Personal information
- Born: December 26, 1881 Bridgeport, Alabama, U.S.
- Died: November, 1955 Spring Lake, New Jersey, U.S.
- Height: 6 ft 1 in (1.85 m)
- Weight: 185 lb (84 kg)

Career information
- College: Sewanee (1897–1900)

Awards and highlights
- SIAA championship (1898, 1899); All-Southern (1899);

= Rex Kilpatrick =

American football player, builder, and banker (1881–1955)
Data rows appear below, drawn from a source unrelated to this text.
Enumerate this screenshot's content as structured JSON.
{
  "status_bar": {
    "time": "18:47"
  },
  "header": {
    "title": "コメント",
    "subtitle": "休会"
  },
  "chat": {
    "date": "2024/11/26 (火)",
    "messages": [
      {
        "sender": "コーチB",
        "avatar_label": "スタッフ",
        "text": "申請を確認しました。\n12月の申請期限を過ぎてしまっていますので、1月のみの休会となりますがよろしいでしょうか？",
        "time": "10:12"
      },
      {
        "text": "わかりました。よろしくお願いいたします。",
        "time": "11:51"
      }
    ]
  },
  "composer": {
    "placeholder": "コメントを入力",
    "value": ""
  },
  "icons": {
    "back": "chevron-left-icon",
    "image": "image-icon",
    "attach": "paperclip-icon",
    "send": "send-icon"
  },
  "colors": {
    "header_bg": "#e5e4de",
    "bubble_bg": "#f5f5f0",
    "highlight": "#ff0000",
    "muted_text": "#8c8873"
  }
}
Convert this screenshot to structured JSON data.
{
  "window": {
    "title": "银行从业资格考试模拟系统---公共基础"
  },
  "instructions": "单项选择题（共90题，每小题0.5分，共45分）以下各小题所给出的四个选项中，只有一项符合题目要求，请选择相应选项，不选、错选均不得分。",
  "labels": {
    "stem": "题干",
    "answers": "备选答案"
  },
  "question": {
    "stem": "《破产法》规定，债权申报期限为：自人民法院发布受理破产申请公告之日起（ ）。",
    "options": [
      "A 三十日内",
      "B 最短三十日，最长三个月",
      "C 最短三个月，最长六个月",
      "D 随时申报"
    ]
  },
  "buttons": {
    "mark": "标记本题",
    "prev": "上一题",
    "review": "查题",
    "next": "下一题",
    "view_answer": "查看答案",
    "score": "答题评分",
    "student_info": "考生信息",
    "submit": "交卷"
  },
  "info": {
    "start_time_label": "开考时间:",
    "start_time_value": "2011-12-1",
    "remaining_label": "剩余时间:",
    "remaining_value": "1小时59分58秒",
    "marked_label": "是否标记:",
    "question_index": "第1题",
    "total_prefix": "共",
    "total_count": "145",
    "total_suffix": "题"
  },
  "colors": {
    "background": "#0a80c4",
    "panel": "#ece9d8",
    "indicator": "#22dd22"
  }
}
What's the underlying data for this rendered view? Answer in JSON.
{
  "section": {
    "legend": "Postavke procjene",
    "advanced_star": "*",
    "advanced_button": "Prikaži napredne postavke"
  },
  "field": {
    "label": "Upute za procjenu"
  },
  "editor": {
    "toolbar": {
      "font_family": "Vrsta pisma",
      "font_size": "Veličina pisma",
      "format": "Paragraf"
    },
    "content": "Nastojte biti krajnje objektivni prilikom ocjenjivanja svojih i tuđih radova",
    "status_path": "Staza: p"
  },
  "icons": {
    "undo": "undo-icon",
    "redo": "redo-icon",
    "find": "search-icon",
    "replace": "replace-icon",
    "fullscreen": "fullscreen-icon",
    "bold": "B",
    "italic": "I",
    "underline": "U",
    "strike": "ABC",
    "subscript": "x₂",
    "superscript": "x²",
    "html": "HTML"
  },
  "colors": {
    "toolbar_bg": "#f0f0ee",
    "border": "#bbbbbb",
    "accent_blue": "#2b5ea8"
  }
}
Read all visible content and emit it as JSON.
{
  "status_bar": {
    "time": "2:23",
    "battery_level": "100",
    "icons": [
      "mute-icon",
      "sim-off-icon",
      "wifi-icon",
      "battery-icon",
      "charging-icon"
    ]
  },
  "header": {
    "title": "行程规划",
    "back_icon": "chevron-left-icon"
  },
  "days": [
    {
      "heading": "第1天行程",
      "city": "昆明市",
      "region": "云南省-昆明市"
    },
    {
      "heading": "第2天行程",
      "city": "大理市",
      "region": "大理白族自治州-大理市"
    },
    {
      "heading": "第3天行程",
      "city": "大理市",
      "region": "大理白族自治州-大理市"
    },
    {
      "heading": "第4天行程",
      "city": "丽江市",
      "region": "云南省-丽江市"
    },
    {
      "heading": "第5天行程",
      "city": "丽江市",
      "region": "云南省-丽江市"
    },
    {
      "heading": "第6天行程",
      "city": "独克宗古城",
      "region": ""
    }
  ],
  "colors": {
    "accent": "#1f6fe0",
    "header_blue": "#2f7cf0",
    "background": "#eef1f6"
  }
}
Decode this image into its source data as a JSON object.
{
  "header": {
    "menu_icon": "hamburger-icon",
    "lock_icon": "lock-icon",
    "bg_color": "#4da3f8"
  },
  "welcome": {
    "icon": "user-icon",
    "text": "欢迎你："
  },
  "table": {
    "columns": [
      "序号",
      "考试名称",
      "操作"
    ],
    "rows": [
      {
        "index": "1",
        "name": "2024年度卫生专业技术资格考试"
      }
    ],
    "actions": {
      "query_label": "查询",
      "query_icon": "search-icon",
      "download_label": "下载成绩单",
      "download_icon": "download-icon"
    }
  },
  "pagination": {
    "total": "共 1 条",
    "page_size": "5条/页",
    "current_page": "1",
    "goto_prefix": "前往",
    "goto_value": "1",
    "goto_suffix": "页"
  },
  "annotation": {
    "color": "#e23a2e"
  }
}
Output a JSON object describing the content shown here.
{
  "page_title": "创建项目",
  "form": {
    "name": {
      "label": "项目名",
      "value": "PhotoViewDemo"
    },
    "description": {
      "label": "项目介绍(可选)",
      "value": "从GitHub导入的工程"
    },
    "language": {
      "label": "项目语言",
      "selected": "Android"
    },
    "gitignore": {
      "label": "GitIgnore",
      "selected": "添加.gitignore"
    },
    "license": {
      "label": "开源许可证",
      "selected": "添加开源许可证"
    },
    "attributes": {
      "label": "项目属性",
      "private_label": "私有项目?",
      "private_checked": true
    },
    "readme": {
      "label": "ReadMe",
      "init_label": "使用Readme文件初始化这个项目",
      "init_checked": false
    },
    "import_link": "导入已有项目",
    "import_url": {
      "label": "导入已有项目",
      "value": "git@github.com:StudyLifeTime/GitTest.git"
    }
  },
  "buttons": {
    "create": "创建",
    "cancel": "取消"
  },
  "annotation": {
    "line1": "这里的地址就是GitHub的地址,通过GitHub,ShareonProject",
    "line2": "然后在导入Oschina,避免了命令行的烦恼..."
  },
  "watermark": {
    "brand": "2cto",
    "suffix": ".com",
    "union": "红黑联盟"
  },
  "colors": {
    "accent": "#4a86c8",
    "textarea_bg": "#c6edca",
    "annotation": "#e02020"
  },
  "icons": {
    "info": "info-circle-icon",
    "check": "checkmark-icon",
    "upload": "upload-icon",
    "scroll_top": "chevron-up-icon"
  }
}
Ringland Fisher "Rex" Kilpatrick (December 26, 1881 - November, 1955) was a college football player; later a builder and investment banker in the New York area. He was the younger brother of John Kilpatrick. He was one of the principal owners of the Tennessee River Coal Co.

==Career==
His father moved from New York to Bridgeport because of investment potential in real estate and mining.

===Football===
Kilpatrick was a prominent running back for the Sewanee Tigers of Sewanee: The University of the South from 1897 to 1900. He was one of the team's heavier players.

====1899====
He was a member of the 1899 "Iron Men" who won 5 games in 6 days and an undefeated conference championship. This was his best year; He kicked the field goal to defeat North Carolina for the title. Kilpatrick was selected All-Southern. A documentary film about the team and Kilpatrick's role was released in 2022 called "Unrivaled: Sewanee1899."